Separatist champions join European football's heavyweights

Sports | AGENCE FRANCE-PRESSE 15 Sep 2021

Fans of European giants Real Madrid and Inter Milan will soon see their teams face unusual competition: a club from a tiny separatist region in Moldova.

After failed attempts, Sheriff are making their debut in the group stage of the Champions League.

But their success is highlighting divisions in the wake of a brief civil war after the collapse of the Soviet Union, which resulted in the creation of Transnistria. The breakaway entity has its own currency, police and army but is not recognized internationally, so Sheriff continue playing in the Moldovan league.

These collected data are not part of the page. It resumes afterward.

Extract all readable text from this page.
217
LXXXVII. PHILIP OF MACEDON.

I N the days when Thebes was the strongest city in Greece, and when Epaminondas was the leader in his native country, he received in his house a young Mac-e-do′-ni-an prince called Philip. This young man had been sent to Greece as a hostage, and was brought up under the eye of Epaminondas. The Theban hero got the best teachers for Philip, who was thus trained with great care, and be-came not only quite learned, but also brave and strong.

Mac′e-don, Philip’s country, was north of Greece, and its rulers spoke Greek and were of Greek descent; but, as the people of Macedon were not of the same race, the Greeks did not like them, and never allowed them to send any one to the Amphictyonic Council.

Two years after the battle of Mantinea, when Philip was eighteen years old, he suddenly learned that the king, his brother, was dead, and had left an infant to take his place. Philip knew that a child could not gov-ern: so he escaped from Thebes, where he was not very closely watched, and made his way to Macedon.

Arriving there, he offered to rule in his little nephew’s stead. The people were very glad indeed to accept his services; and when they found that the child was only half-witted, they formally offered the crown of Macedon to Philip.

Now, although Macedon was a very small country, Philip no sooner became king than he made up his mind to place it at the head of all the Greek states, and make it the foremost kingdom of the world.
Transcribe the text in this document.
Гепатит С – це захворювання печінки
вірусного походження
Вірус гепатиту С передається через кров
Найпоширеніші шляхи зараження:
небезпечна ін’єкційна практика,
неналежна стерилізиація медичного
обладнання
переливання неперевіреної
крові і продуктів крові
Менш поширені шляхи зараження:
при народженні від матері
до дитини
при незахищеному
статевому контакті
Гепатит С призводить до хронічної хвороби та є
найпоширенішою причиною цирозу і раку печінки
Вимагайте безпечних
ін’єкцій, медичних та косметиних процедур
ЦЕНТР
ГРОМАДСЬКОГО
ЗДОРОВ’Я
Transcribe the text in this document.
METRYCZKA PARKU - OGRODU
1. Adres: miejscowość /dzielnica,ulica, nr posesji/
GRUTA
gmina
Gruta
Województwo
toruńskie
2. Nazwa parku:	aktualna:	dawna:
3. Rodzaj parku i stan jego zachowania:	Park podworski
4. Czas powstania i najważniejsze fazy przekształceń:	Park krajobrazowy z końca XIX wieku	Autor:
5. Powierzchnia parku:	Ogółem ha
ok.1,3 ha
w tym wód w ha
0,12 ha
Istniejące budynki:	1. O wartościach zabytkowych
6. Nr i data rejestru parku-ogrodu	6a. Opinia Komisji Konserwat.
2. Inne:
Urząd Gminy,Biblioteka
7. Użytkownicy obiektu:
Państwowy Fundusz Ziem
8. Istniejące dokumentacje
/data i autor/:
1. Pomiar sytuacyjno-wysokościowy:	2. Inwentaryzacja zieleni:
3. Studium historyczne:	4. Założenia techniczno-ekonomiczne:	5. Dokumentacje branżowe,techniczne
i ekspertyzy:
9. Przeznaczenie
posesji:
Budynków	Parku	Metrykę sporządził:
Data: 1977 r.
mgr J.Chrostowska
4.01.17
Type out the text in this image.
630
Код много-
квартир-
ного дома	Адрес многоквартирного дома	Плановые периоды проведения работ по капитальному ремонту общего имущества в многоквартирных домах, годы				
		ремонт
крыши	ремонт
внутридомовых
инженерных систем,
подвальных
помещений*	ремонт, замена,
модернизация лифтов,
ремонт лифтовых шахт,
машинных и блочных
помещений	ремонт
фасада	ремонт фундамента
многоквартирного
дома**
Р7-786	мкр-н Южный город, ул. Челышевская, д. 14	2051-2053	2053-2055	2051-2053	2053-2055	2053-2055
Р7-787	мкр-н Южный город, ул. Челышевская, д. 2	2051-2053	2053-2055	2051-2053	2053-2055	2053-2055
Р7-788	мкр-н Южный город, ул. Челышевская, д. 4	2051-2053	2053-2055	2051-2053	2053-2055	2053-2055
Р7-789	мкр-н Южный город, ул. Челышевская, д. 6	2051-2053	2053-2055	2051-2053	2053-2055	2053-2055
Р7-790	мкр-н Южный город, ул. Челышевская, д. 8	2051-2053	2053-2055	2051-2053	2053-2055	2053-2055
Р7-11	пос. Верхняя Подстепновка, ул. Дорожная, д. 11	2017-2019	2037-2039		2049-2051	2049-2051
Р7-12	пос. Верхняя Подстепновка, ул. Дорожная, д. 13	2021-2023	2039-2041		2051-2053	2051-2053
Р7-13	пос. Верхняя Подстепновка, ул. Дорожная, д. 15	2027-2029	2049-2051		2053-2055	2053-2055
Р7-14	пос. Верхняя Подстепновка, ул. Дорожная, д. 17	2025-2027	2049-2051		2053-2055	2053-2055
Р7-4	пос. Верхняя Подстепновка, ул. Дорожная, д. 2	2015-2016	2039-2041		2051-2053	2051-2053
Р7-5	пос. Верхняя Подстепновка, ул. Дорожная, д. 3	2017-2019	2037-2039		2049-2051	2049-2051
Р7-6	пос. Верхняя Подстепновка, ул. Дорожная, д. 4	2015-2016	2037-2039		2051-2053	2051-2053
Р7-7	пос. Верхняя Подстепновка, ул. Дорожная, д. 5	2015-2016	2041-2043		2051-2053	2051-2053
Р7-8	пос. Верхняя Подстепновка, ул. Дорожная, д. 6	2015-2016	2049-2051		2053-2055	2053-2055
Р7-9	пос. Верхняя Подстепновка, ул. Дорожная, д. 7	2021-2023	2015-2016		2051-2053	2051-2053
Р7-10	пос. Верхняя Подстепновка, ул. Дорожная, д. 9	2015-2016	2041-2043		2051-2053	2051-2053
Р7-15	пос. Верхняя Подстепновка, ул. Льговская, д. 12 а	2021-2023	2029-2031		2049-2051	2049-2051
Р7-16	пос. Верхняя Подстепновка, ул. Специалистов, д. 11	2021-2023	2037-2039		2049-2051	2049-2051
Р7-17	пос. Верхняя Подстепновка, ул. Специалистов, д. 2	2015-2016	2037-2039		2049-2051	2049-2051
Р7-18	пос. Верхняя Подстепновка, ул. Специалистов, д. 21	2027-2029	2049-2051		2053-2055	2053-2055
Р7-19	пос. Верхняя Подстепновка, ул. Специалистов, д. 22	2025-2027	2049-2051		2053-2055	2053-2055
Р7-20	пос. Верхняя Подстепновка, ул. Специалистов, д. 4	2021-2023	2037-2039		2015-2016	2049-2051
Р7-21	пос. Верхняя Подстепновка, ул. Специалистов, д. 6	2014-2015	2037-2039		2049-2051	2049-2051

The Moldovan football federation reveled in the qualification, but sports journalist Cristian Jardan said: "I don't see much reason to be happy. The team represent a separatist enclave where corruption, smuggling and shadow economy deals are rife."

And the Champions League spot, he said, will benefit only the owners of Sheriff.

Founded in 1997, the club based in the breakaway region's hub, Tiraspol, are usually in the limelight after winning six straight Moldovan league titles and 19 of the last 21.

At a training session last weekend at Sheriff Stadium, coach Yuriy Vernydub was still processing Champions League qualification. "I didn't expect it," the 55-year-old Ukrainian said, adding that Champions League games "will probably unite" fans in Moldova and Transnistria.

Since 2009, the side has played four times in Europe's No 2 competition, the Europa League, and twice been eliminated in the Champions League qualifying rounds. This year though saw them earn a Champions League slot.

In training, the team members - Brazilian, Greek, Colombian, Peruvian, Guinean, Ghanaian and Luxembourger but no Moldovans - are looking past their first Champions League game with Shakhtar Donetsk tomorrow (HK time) as they visit Real Madrid later this month.

The club are owned by the Sheriff conglomerate, an economic and political monopoly in Transnistria.

Founded by two Soviet police officers, Sheriff's logo is everywhere in Tiraspol, a city of about 130,000 people.

One co-founder, Viktor Gushan, is club president. He has built a complex including a 13,000-seat stadium and a smaller arena.